The easy AI benchmarks are dying. The hard ones are just getting started.

There is a number that sounds like proof of AI's relentless progress: 96.88 percent, GPT-5.2's score on AIME 2025, a math competition benchmark. The number is real. But what it measures is narrower than it looks. AIME tests short-horizon reasoning on problems that, once you have seen enough of them, can be solved by pattern-matching rather than genuine mathematical reasoning. When a model scores near-perfect on AIME, it has largely solved the benchmark, not the frontier of mathematics.

The harder question is whether the benchmarks themselves are built to survive. A team at Epoch AI has been answering that question with a new class of evaluation designed around tasks that cannot be solved by memorization or short-horizon pattern matching. Their project, MirrorCode, co-developed with METR, an AI safety research organization, tests whether an AI system can reimplement a real command-line program from a specification and a black-box reference implementation it can query but not read. The tasks range from small utilities to programs spanning tens of thousands of lines of code. The design principle is that difficulty scales with the complexity of the real-world task, not the cleverness of the test.

Disclosure: Epoch AI co-developed MirrorCode with METR, an AI safety research organization.

The results are genuinely new. Claude Opus 4.6, Anthropic's most capable model, successfully reimplemented gotree, a bioinformatics toolkit with roughly 16,000 lines of Go code and more than 40 commands. Epoch estimates this task would take a human engineer without AI assistance two to 17 weeks. The model solved it autonomously.
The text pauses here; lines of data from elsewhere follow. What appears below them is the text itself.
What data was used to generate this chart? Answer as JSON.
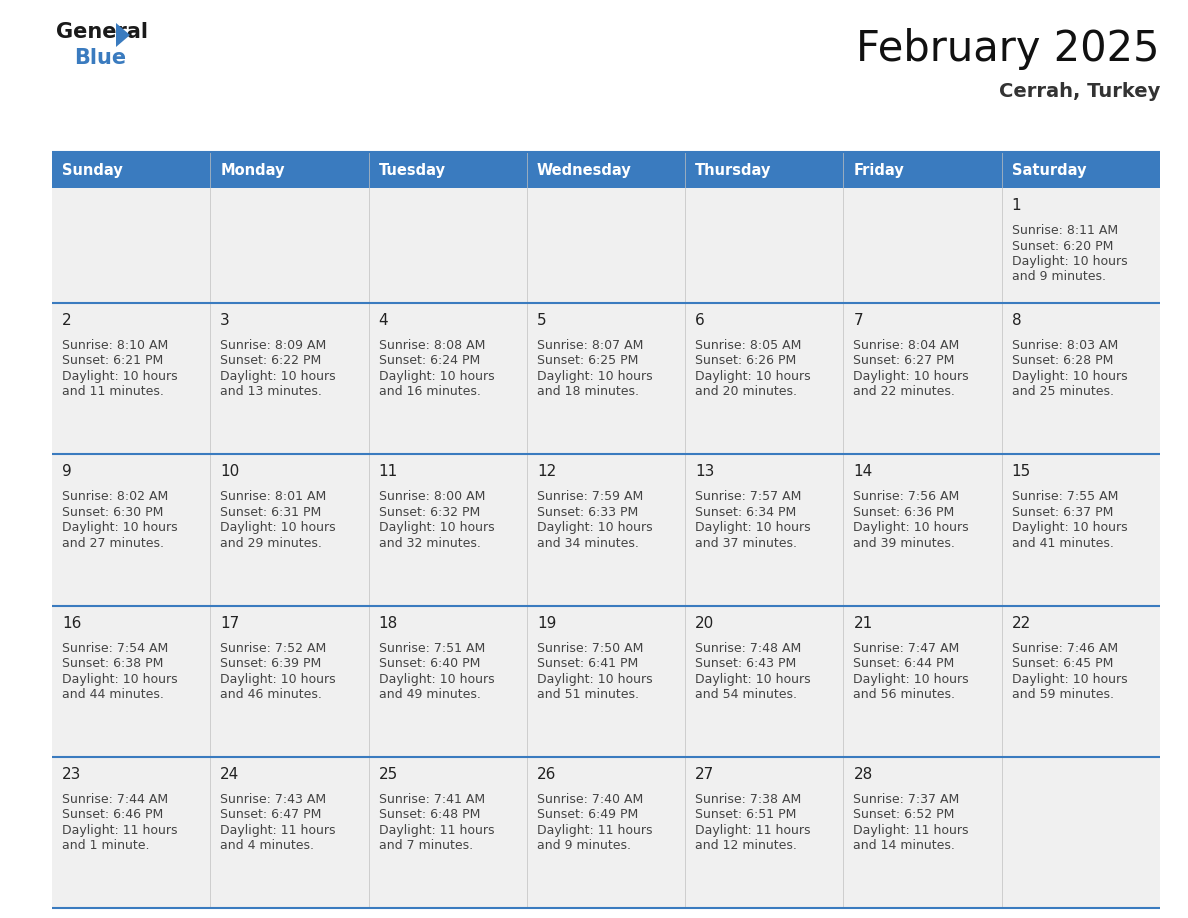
{
  "title": "February 2025",
  "subtitle": "Cerrah, Turkey",
  "header_color": "#3a7bbf",
  "header_text_color": "#ffffff",
  "day_names": [
    "Sunday",
    "Monday",
    "Tuesday",
    "Wednesday",
    "Thursday",
    "Friday",
    "Saturday"
  ],
  "cell_bg_even": "#f2f2f2",
  "cell_bg_odd": "#ffffff",
  "border_color": "#3a7bbf",
  "calendar_data": [
    [
      null,
      null,
      null,
      null,
      null,
      null,
      {
        "day": 1,
        "sunrise": "8:11 AM",
        "sunset": "6:20 PM",
        "daylight": "10 hours and 9 minutes"
      }
    ],
    [
      {
        "day": 2,
        "sunrise": "8:10 AM",
        "sunset": "6:21 PM",
        "daylight": "10 hours and 11 minutes"
      },
      {
        "day": 3,
        "sunrise": "8:09 AM",
        "sunset": "6:22 PM",
        "daylight": "10 hours and 13 minutes"
      },
      {
        "day": 4,
        "sunrise": "8:08 AM",
        "sunset": "6:24 PM",
        "daylight": "10 hours and 16 minutes"
      },
      {
        "day": 5,
        "sunrise": "8:07 AM",
        "sunset": "6:25 PM",
        "daylight": "10 hours and 18 minutes"
      },
      {
        "day": 6,
        "sunrise": "8:05 AM",
        "sunset": "6:26 PM",
        "daylight": "10 hours and 20 minutes"
      },
      {
        "day": 7,
        "sunrise": "8:04 AM",
        "sunset": "6:27 PM",
        "daylight": "10 hours and 22 minutes"
      },
      {
        "day": 8,
        "sunrise": "8:03 AM",
        "sunset": "6:28 PM",
        "daylight": "10 hours and 25 minutes"
      }
    ],
    [
      {
        "day": 9,
        "sunrise": "8:02 AM",
        "sunset": "6:30 PM",
        "daylight": "10 hours and 27 minutes"
      },
      {
        "day": 10,
        "sunrise": "8:01 AM",
        "sunset": "6:31 PM",
        "daylight": "10 hours and 29 minutes"
      },
      {
        "day": 11,
        "sunrise": "8:00 AM",
        "sunset": "6:32 PM",
        "daylight": "10 hours and 32 minutes"
      },
      {
        "day": 12,
        "sunrise": "7:59 AM",
        "sunset": "6:33 PM",
        "daylight": "10 hours and 34 minutes"
      },
      {
        "day": 13,
        "sunrise": "7:57 AM",
        "sunset": "6:34 PM",
        "daylight": "10 hours and 37 minutes"
      },
      {
        "day": 14,
        "sunrise": "7:56 AM",
        "sunset": "6:36 PM",
        "daylight": "10 hours and 39 minutes"
      },
      {
        "day": 15,
        "sunrise": "7:55 AM",
        "sunset": "6:37 PM",
        "daylight": "10 hours and 41 minutes"
      }
    ],
    [
      {
        "day": 16,
        "sunrise": "7:54 AM",
        "sunset": "6:38 PM",
        "daylight": "10 hours and 44 minutes"
      },
      {
        "day": 17,
        "sunrise": "7:52 AM",
        "sunset": "6:39 PM",
        "daylight": "10 hours and 46 minutes"
      },
      {
        "day": 18,
        "sunrise": "7:51 AM",
        "sunset": "6:40 PM",
        "daylight": "10 hours and 49 minutes"
      },
      {
        "day": 19,
        "sunrise": "7:50 AM",
        "sunset": "6:41 PM",
        "daylight": "10 hours and 51 minutes"
      },
      {
        "day": 20,
        "sunrise": "7:48 AM",
        "sunset": "6:43 PM",
        "daylight": "10 hours and 54 minutes"
      },
      {
        "day": 21,
        "sunrise": "7:47 AM",
        "sunset": "6:44 PM",
        "daylight": "10 hours and 56 minutes"
      },
      {
        "day": 22,
        "sunrise": "7:46 AM",
        "sunset": "6:45 PM",
        "daylight": "10 hours and 59 minutes"
      }
    ],
    [
      {
        "day": 23,
        "sunrise": "7:44 AM",
        "sunset": "6:46 PM",
        "daylight": "11 hours and 1 minute"
      },
      {
        "day": 24,
        "sunrise": "7:43 AM",
        "sunset": "6:47 PM",
        "daylight": "11 hours and 4 minutes"
      },
      {
        "day": 25,
        "sunrise": "7:41 AM",
        "sunset": "6:48 PM",
        "daylight": "11 hours and 7 minutes"
      },
      {
        "day": 26,
        "sunrise": "7:40 AM",
        "sunset": "6:49 PM",
        "daylight": "11 hours and 9 minutes"
      },
      {
        "day": 27,
        "sunrise": "7:38 AM",
        "sunset": "6:51 PM",
        "daylight": "11 hours and 12 minutes"
      },
      {
        "day": 28,
        "sunrise": "7:37 AM",
        "sunset": "6:52 PM",
        "daylight": "11 hours and 14 minutes"
      },
      null
    ]
  ],
  "fig_width": 11.88,
  "fig_height": 9.18,
  "dpi": 100
}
Anthropic's separate C compiler project, in which 16 Claude Opus 4.6 agents built a Rust-based compiler from scratch in two weeks for roughly $20,000, achieving a 99 percent pass rate on the GCC torture test suite, illustrates the same dynamic from a different angle: AI can now handle software engineering tasks previously assumed to require months of human work.

The structural distinction matters. Knowledge benchmarks saturate fast because they measure recall and short-horizon reasoning. Long-horizon coding benchmarks resist saturation because the difficulty is in the complexity of the task itself, not in how clever the test is. As a result, established knowledge benchmarks — MMLU-Pro at 90 percent plus, AIME at near-perfect scores — are measuring less than their scores suggest. SWE-bench's trajectory, from 60 to near-perfect in one year, is a better signal of sustained coding capability than any single knowledge benchmark.

"Benchmarks are less useful than they used to be," said Tom Adamczewski, a senior research engineer at Epoch who develops new benchmarks. "But there is still additional information, and people are going to continue to release new benchmarks." His colleague Greg Burnham, who leads Epoch's benchmarking team, put it more bluntly: "I think we are living through a golden age of benchmarking."

The disagreement with benchmark pessimism is real, but it is not just optimism. The data supports a structural reading. GPQA, a graduate-level science benchmark, took two years to saturate — in part because it was designed with expert review and adversarial testing. MirrorCode's hardest task, reimplementing Pkl, a configuration language from Apple with roughly 61,000 lines of code, remains unsolved even with a billion-token inference budget. The frontier is not a wall. It is a moving boundary that recedes as compute scales, and some benchmark designs hold it back longer than others.

The Stanford AI Index 2026 quantifies the pressure: frontier models gained 30 percentage points on Humanity's Last Exam within a single testing cycle. A popular math benchmark has a 42 percent error rate. These are not isolated failures. They are symptoms of a structural mismatch between what knowledge benchmarks measure and what capability actually means at the frontier.

The practical consequence is that the field is splitting into two evaluation regimes. Public knowledge benchmarks are increasingly theater: labs score near-perfect, reporters cite the scores, and the actual capability signal migrates to proprietary long-horizon evaluations that cannot be independently verified. This is not just a measurement problem. It is an accountability problem. When the scoreboard becomes private, researchers, regulators, and the public lose the ability to track AI development independently.

The benchmark is not doomed. The easy ones are.